As one of the icons of the late 90's Lilith Fair cadre of female singer-songwriters, Joan Osborne came to national attention through her soulful vocals and contemplative lyrics. Pretty Little Stranger is her first album of original music in six years, and this time around she is exploring her roots with a collection of country songs.

Born and raised in a small town outside of Louisville, Kentucky, Osborne had not really explored country music until she moved to New York City for film school. While her songwriting in the past has drawn on country and soul music, she says it was far more challenging to focus on the direct simplicity of country and not get sidetracked by abstract imagery.

The album is a collection of original tunes, either written by Osborne alone or with co-writers, and classic songs written by renowned songwriters such as Jerry Garcia, and Roy Orbison. Osborne is able to pull them all together and build a cohesive album that retains an intimate connection with each song, whether they are her own or not.

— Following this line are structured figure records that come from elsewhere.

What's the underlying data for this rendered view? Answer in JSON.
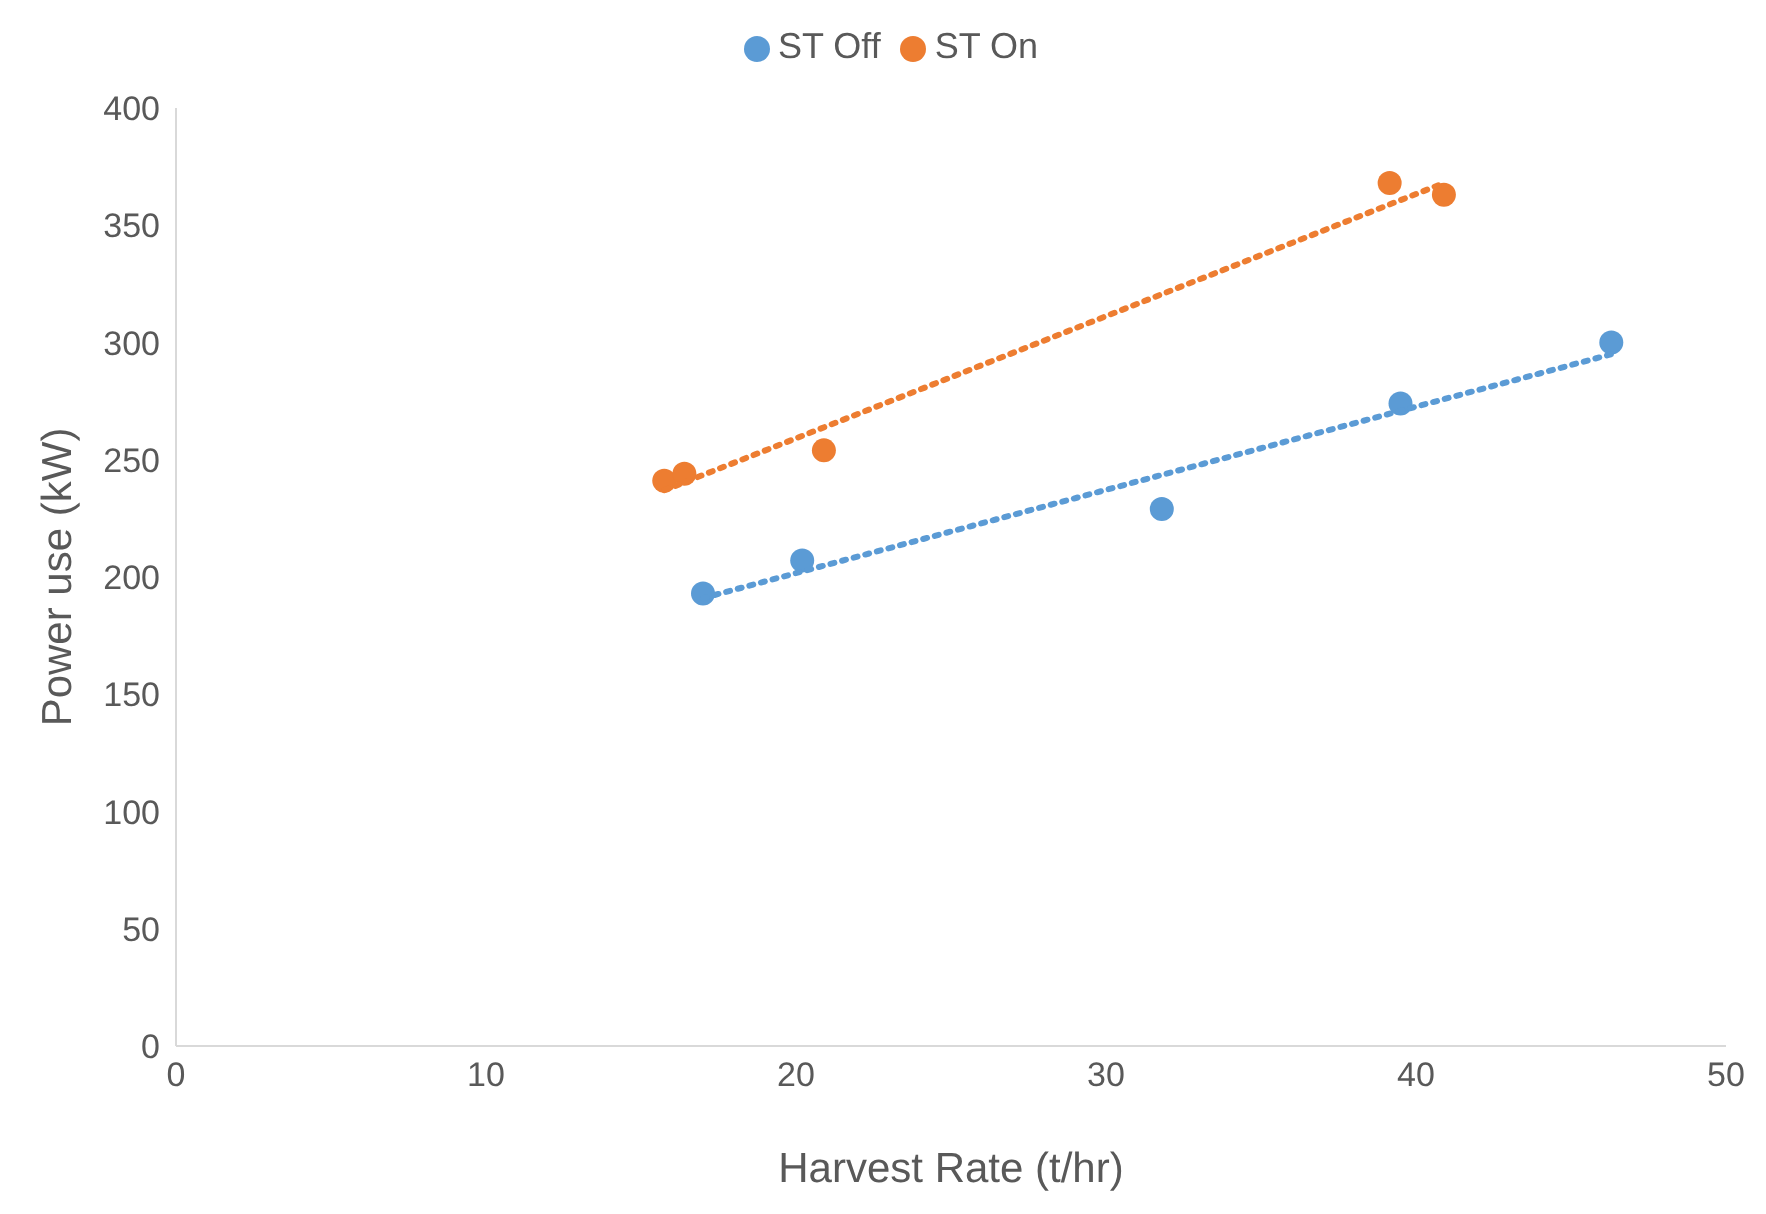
{
  "chart_data": {
    "type": "scatter",
    "xlabel": "Harvest Rate (t/hr)",
    "ylabel": "Power use (kW)",
    "xlim": [
      0,
      50
    ],
    "xticks": [
      0,
      10,
      20,
      30,
      40,
      50
    ],
    "ylim": [
      0,
      400
    ],
    "yticks": [
      0,
      50,
      100,
      150,
      200,
      250,
      300,
      350,
      400
    ],
    "grid": false,
    "legend": "top",
    "marker": "circle",
    "series": [
      {
        "name": "ST Off",
        "color": "#5b9bd5",
        "x": [
          17,
          20.2,
          31.8,
          39.5,
          46.3
        ],
        "values": [
          193,
          207,
          229,
          274,
          300
        ]
      },
      {
        "name": "ST On",
        "color": "#ed7d31",
        "x": [
          15.75,
          16.4,
          20.9,
          39.15,
          40.9
        ],
        "values": [
          241,
          244,
          254,
          368,
          363
        ]
      },
      {
        "type": "line",
        "color": "#5b9bd5",
        "line_style": "dotted",
        "marker": "none",
        "x": [
          17,
          46.3
        ],
        "values": [
          191,
          295
        ]
      },
      {
        "type": "line",
        "color": "#ed7d31",
        "line_style": "dotted",
        "marker": "none",
        "x": [
          15.75,
          40.9
        ],
        "values": [
          237,
          368
        ]
      }
    ]
  }
}
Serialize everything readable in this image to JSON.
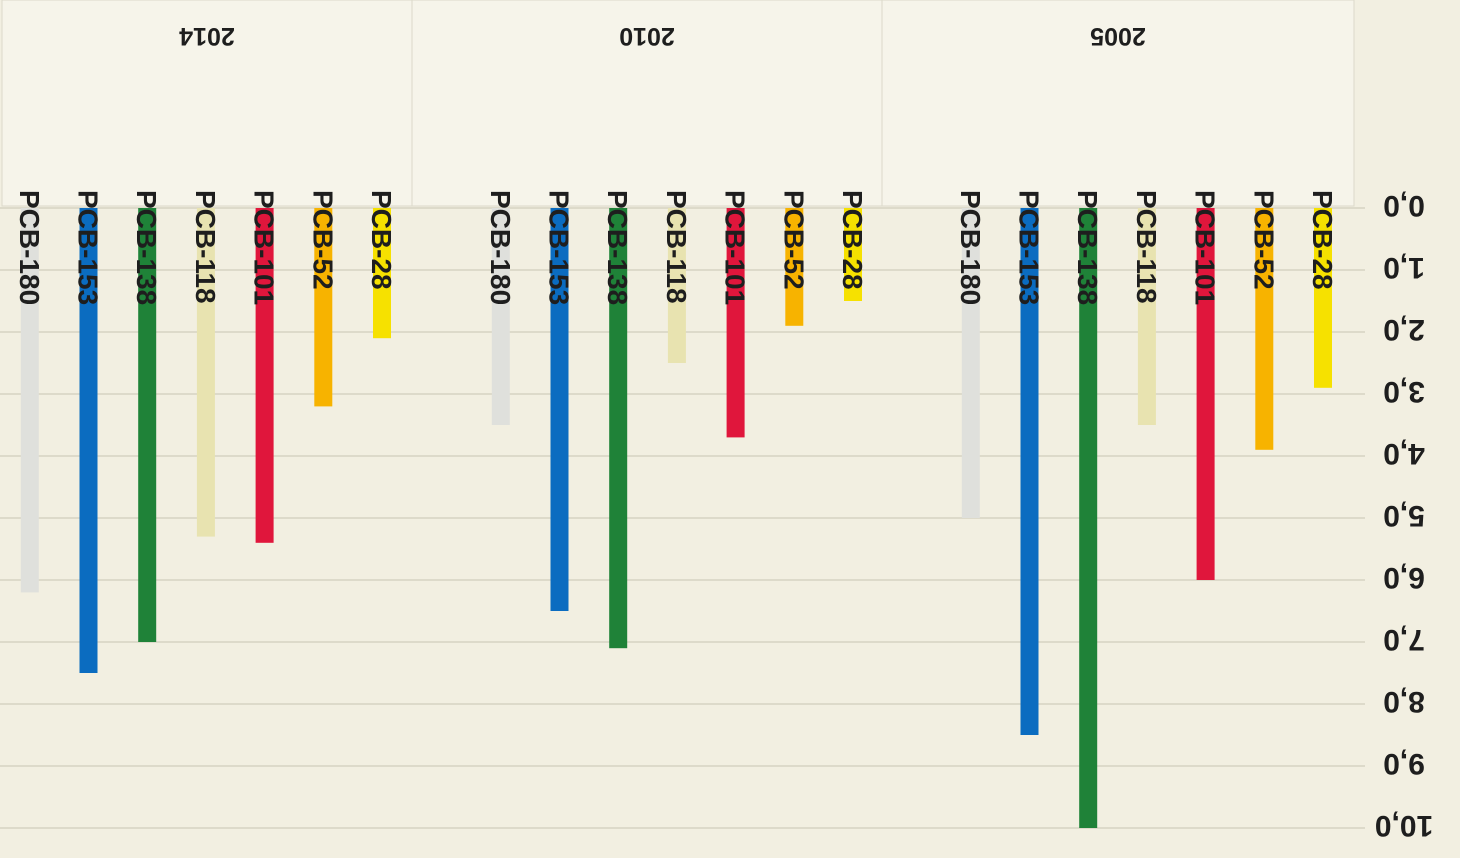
{
  "chart_data": {
    "type": "bar",
    "orientation": "vertical-inverted-rotated-180",
    "categories": [
      "PCB-28",
      "PCB-52",
      "PCB-101",
      "PCB-118",
      "PCB-138",
      "PCB-153",
      "PCB-180"
    ],
    "groups": [
      {
        "label": "2005",
        "values": [
          2.9,
          3.9,
          6.0,
          3.5,
          10.0,
          8.5,
          5.0
        ]
      },
      {
        "label": "2010",
        "values": [
          1.5,
          1.9,
          3.7,
          2.5,
          7.1,
          6.5,
          3.5
        ]
      },
      {
        "label": "2014",
        "values": [
          2.1,
          3.2,
          5.4,
          5.3,
          7.0,
          7.5,
          6.2
        ]
      }
    ],
    "colors": {
      "PCB-28": "#f6e100",
      "PCB-52": "#f7b300",
      "PCB-101": "#e0163c",
      "PCB-118": "#e8e3b0",
      "PCB-138": "#1f8238",
      "PCB-153": "#0b6cc0",
      "PCB-180": "#dfe0dc"
    },
    "yaxis": {
      "range": [
        0,
        10
      ],
      "ticks": [
        "0,0",
        "1,0",
        "2,0",
        "3,0",
        "4,0",
        "5,0",
        "6,0",
        "7,0",
        "8,0",
        "9,0",
        "10,0"
      ]
    },
    "grid": true,
    "title": "",
    "xlabel": "",
    "ylabel": ""
  }
}
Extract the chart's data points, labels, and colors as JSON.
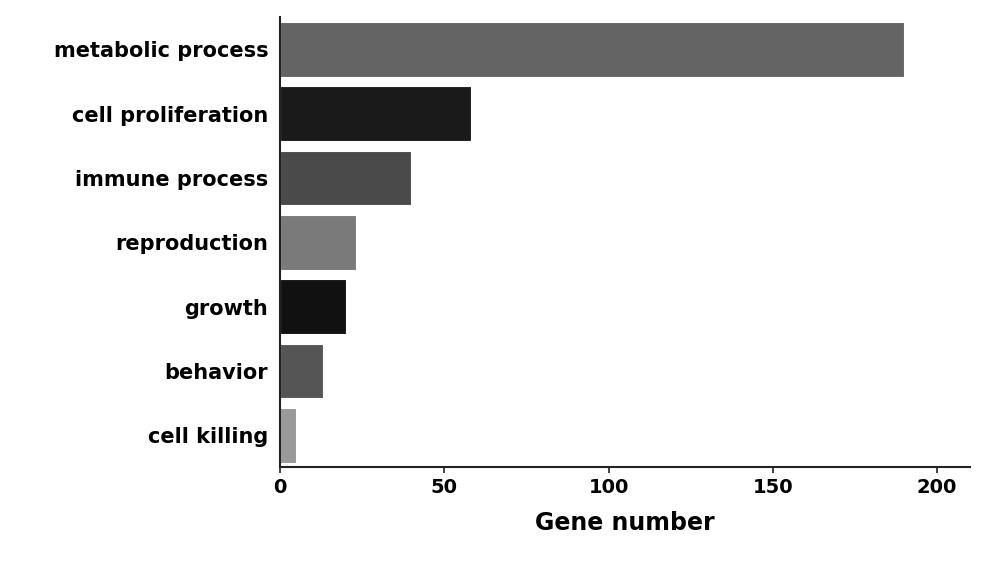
{
  "categories": [
    "metabolic process",
    "cell proliferation",
    "immune process",
    "reproduction",
    "growth",
    "behavior",
    "cell killing"
  ],
  "values": [
    190,
    58,
    40,
    23,
    20,
    13,
    5
  ],
  "bar_colors": [
    "#646464",
    "#1a1a1a",
    "#4a4a4a",
    "#7a7a7a",
    "#111111",
    "#555555",
    "#999999"
  ],
  "xlabel": "Gene number",
  "xlim": [
    0,
    210
  ],
  "xticks": [
    0,
    50,
    100,
    150,
    200
  ],
  "xlabel_fontsize": 17,
  "tick_fontsize": 14,
  "label_fontsize": 15,
  "bar_height": 0.85,
  "background_color": "#ffffff",
  "figsize": [
    10.0,
    5.7
  ],
  "dpi": 100
}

publicity photo of Joan OsborneTaken out of context, Pretty Little Stranger can be a bit of a shock to listeners who are expecting an album like 1995's Relish. The country emphasis of the album finally sinks in about half-way through with Osborne's interpretation of Kris Kristoferson's "Please Don't Tell Me How The Story Ends." Dan Tyminski's vocals add just the right amount of high lonesome to the song.

On the whole, the album points in a different direction from Osborne's 1990s hits, but there are occasional hints of the style that set her apart from the flood of solo female vocalists of the time. For example, "Shake the Devil" is reminiscent of "St. Teresa" or "Pensacola," but the banjo skirting around the edges ties it back into the country/roots/Americana theme of the album.

Along with Tyminski, Pretty Little Stranger gets quite a bit of help from accomplished Americana musicians. Bluegrass chanteuse Alison Krauss provides a hint of backing vocals on "Holy Waters," and Vince Gill gives his vocal blessing to "Time Won't Tell." With Eddie Bayers on drums, Michael Rhodes on bass, and Steve Gibson on electric guitar, the core rhythm section of the album provides an appropriately balanced stage to showcase Osborne's vocals. Kudos to producer Steve Buckingham for making sure the background stays there and does not overwhelm the focus of each song.

There is not a single dud among the twelve tracks of this album, making it well worth the sticker price for Americana fans and others who appreciate good music of any genre.